Powell v. McCormack, 395 U.S. 486; 89 S. Ct. 1944; 23 L. Ed. 2d 491 (1969)

Powell v. McCormack, 395 U.S. 486; 89 S. Ct. 1944; 23 L. Ed. 2d 491 (1969)

Facts—Adam Clayton Powell Jr., a flamboyant African American, had been elected from the Eighteenth Congressional District of New York to serve in the U.S. House of Representatives of the Ninetieth Congress. When he was not permitted to take his seat, Powell brought suit in federal District Court. He contended that the House could exclude him only if it found that he failed to meet the requirements of age, citizenship, and residence as stated in Article I, Section 2 of the Constitution.

Question—Can the House or Representatives exclude a duly elected member for reason other than failure to meet the qualifications set forth in the Constitution?

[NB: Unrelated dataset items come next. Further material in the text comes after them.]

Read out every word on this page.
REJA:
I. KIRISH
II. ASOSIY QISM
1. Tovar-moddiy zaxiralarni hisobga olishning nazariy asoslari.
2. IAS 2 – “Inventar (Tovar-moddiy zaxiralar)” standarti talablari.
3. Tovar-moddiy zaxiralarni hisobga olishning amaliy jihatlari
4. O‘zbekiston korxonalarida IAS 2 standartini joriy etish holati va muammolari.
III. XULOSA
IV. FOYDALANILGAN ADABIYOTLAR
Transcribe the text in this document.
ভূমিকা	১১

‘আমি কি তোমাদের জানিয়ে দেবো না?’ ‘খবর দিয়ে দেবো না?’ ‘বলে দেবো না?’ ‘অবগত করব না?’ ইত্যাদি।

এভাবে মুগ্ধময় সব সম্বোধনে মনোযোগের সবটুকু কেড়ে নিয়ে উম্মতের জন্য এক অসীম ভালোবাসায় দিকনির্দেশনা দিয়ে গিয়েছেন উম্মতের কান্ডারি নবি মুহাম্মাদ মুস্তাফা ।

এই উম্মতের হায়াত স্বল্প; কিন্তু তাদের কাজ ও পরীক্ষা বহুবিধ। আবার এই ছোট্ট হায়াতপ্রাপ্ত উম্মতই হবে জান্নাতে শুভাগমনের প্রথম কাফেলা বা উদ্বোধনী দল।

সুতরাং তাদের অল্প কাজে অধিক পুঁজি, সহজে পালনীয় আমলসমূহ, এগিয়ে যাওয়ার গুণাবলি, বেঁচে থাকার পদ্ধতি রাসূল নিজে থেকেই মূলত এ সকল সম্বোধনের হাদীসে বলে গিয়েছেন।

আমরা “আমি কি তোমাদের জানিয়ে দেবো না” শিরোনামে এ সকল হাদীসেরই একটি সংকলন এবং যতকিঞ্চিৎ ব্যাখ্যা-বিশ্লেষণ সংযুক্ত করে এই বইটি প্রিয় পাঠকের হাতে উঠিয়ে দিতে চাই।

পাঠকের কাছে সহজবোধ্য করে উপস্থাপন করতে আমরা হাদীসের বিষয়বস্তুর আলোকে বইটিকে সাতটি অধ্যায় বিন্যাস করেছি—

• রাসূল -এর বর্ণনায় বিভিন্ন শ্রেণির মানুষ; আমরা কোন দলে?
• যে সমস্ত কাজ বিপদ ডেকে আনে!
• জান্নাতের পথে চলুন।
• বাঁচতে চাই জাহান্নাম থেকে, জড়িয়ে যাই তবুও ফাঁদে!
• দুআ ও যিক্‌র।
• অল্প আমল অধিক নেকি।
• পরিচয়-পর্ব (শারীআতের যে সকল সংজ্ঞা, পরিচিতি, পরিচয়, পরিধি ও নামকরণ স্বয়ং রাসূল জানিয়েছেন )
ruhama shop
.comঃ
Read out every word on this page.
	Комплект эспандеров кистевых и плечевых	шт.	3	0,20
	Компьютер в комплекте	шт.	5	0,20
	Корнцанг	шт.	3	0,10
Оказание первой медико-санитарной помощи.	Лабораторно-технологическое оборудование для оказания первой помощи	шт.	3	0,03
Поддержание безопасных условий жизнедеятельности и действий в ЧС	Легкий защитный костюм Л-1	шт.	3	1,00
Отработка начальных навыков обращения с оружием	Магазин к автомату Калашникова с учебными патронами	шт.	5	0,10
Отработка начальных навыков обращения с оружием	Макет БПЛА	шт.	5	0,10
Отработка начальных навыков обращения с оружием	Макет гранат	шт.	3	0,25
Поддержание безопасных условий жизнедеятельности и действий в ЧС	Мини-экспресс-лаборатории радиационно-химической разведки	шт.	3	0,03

ReasonsC.J. Warren (8–1). Both the intentions of the Framers of the Constitution and the basic principles of our democratic system “persuade us that the Constitution does not vest in the Congress a discretionary power to deny membership by a majority vote.” The Court noted further that the provisions of Article I, Section 5 empowering each House to judge the qualifications of its own members is at most a “textually demonstrable commitment” to Congress to judge only the age, citizenship, and residency qualifications expressly set forth in the Constitution. Congress had the power to expel (rather than exclude) Powell, but it would have to do so by an explicit vote of two- thirds or more of its members.